After the chaos, Mr. de Grood took off down the street on foot. His friend, Mr. McCabe, caught up with him. They struggled. Mr. McCabe grabbed the knife used in the stabbings, before Matthew produced another blade, warned him to stay away and fled again.

Police hunted him down in the neighbourhood and he was bitten by a police dog, but did not appear to react to the severe bite. He tried to punch an officer, missed and then was apprehended at gunpoint. Police found a small package of garlic in the suspect's sock. Mr. de Grood explained he was trying to keep zombies away, and said, "I'm sorry. I had to kill them."

In the ambulance after his arrest, Mr. de Grood's statements were again seemingly random, involving the attack, arrest, his family and nonsensical references to Satan, Darth Vader, Charles Manson and stigmata. Emergency-room doctors noted in the admission certificate that "he was 'psychotic' and had 'no insight into illness,' " the agreed statement of facts reads. The officer who accompanied him told him that he faced five counts of murder. A detective told Mr. de Grood he received a message through a colleague asking the accused to call lawyer Allan Fay. The message, the detective believed, first came from Mr. de Grood's dad.

The accused attended the trial Monday, wearing glasses, a white dress shirt and dark jacket.

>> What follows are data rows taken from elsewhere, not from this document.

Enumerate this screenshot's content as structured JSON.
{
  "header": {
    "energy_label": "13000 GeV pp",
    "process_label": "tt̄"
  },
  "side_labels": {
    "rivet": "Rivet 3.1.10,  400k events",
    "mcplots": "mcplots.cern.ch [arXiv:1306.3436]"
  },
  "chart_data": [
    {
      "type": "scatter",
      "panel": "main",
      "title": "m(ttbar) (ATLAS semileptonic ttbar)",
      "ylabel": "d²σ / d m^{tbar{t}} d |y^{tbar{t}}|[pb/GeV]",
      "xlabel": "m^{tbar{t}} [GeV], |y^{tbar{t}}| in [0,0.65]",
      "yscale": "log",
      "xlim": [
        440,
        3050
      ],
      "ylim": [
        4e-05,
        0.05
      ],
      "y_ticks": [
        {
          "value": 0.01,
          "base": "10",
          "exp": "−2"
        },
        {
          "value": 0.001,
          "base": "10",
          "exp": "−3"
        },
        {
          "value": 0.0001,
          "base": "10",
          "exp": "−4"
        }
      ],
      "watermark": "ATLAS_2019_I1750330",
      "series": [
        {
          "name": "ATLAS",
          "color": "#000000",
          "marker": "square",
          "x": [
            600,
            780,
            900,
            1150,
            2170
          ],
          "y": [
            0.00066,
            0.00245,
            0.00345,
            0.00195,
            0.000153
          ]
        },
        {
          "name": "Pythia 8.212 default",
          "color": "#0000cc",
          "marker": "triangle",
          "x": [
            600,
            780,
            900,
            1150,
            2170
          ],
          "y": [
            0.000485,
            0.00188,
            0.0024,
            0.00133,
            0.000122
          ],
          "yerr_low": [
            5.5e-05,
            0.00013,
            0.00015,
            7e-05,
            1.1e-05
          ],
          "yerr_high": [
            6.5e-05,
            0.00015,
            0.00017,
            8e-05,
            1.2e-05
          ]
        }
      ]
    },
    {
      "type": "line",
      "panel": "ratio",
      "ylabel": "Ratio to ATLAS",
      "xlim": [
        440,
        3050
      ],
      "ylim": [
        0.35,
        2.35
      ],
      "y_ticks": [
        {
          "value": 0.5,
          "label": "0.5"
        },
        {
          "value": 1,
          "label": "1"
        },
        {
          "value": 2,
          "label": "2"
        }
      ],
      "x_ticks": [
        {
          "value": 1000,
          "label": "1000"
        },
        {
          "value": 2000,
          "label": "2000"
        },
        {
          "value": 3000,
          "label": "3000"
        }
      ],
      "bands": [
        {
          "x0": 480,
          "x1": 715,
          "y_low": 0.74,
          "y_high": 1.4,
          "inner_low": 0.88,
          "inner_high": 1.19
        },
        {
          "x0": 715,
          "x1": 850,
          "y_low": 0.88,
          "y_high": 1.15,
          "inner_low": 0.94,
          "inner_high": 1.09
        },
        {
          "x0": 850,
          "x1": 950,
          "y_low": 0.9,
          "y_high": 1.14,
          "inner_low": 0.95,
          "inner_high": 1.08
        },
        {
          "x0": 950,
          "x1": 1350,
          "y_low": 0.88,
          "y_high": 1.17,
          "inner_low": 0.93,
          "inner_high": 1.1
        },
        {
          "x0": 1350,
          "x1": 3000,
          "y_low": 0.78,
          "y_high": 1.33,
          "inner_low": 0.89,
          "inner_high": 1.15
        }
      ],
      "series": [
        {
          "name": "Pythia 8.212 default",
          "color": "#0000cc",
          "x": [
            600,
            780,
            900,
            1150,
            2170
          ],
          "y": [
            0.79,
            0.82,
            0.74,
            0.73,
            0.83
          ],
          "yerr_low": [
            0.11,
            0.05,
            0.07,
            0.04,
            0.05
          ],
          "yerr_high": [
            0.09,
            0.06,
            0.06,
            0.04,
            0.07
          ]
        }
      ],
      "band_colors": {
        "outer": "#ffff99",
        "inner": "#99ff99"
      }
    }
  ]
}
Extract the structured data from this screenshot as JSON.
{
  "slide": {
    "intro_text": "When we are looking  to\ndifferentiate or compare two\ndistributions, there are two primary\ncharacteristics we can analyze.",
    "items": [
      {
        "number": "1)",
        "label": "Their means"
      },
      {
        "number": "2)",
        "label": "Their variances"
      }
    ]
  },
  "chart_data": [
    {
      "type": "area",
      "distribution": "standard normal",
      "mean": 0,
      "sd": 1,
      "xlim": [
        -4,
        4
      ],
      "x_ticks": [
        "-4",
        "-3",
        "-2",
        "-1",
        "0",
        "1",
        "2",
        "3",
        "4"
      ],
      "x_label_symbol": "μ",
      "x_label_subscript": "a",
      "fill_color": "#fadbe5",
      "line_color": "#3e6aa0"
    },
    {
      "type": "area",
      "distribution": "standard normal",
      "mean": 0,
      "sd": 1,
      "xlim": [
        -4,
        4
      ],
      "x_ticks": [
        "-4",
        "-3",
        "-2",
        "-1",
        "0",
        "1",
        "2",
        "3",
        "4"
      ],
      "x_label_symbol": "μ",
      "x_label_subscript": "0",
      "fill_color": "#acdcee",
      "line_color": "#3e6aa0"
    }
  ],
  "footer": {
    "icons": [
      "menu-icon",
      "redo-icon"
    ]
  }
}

He often looked at the floor when witnesses quoted his statements from the night of the attacks.

Just before the proceedings began on Monday, Gregg Perras, father of Kaiti, read a statement from the victims' families describing their anguish in the wake of the crimes that ended the lives of five young adults on the paths to their chosen careers. "The grieving and memories never end for any of us," Mr. Perras said. "There is no such as thing as a new normal that some people talk about."